私の経験では高校生は、1週間はベストコンディションを維持するのは可能です。横浜を率いていた時、例えば準決勝に照準を合わせる場合、甲子園に来てからもハードな練習をした。調整に入るのは2日前。どこにピークを持って行くか逆算して練習します。智弁学園は初戦が11日で、2回、ピークを持っていかないといけない。智弁和歌山は初戦が遅れて24日。同じような条件なら、打撃力は互角でしたし、多少、違った試合になったとみます。

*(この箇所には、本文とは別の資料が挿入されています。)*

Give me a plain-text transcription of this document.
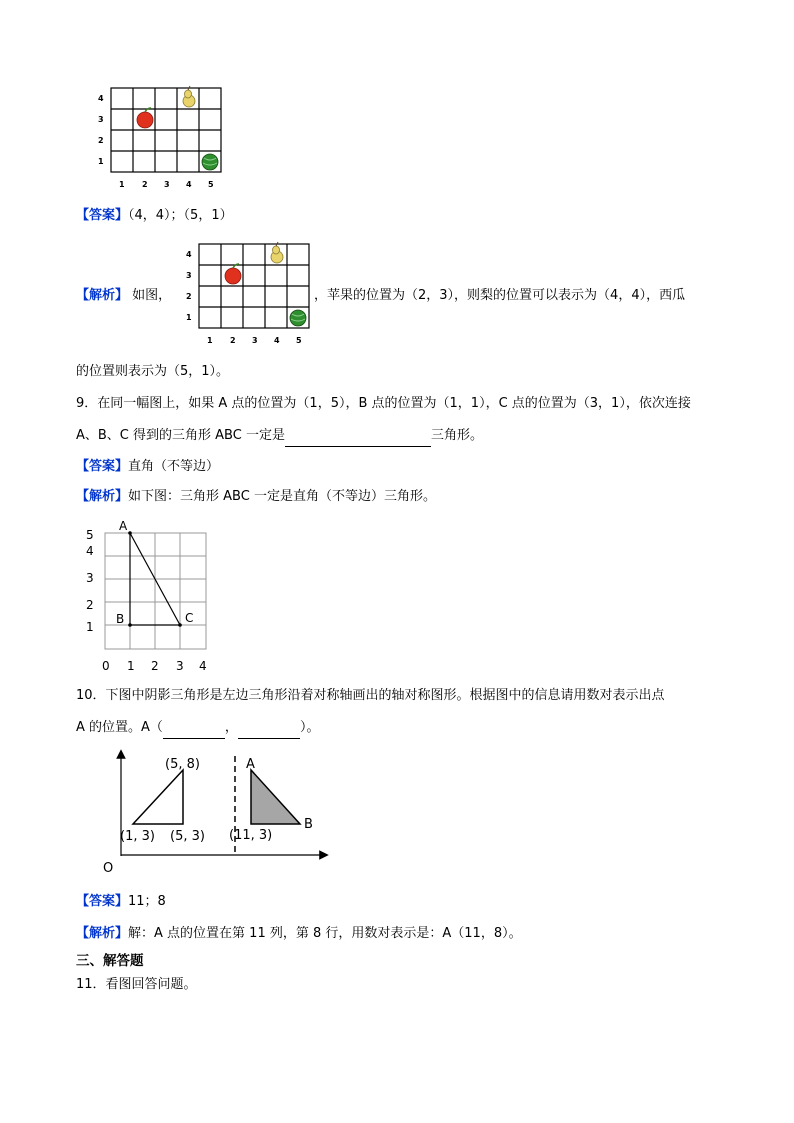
4
3
2
1
1 2 3 4 5
【答案】（4，4）；（5，1）
【解析】 如图，
4
3
2
1
1 2 3 4 5
，苹果的位置为（2，3），则梨的位置可以表示为（4，4），西瓜
的位置则表示为（5，1）。
9．在同一幅图上，如果 A 点的位置为（1，5），B 点的位置为（1，1），C 点的位置为（3，1），依次连接
A、B、C 得到的三角形 ABC 一定是	三角形。
【答案】直角（不等边）
【解析】如下图：三角形 ABC 一定是直角（不等边）三角形。
A
B	C
5
4
3
2
1
0 1 2 3 4
10．下图中阴影三角形是左边三角形沿着对称轴画出的轴对称图形。根据图中的信息请用数对表示出点
A 的位置。A（	，	）。
O
(5, 8)
(1, 3) (5, 3) (11, 3)
A
B
【答案】11；8
【解析】解：A 点的位置在第 11 列，第 8 行，用数对表示是：A（11，8）。
三、解答题
11．看图回答问题。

今大会は近畿勢が史上初めて4強を占めました。自校で練習できる利点はありますが前提として、近畿勢は野球の質が高く、総合力が高い。大阪桐蔭が大きな存在です。周りはなんとしてでも倒そう、となる。目の前に強いチームがいて、自分の目で大阪桐蔭の強さを感じられる。テレビには細かく映らないが球場全体を見ると連係プレーの素晴らしさがある。カットマンの位置や送球の質。大阪桐蔭は2回戦で負けたが、そこがしっかりしています。

私も横浜の監督に就任した68年当初は原貢監督の東海大相模が神奈川で君臨していた。「打倒相模」と言い続けた。60人の部員に毎日「目標は全国制覇」と唱えさせました。東海大相模がいたから、強くなれた。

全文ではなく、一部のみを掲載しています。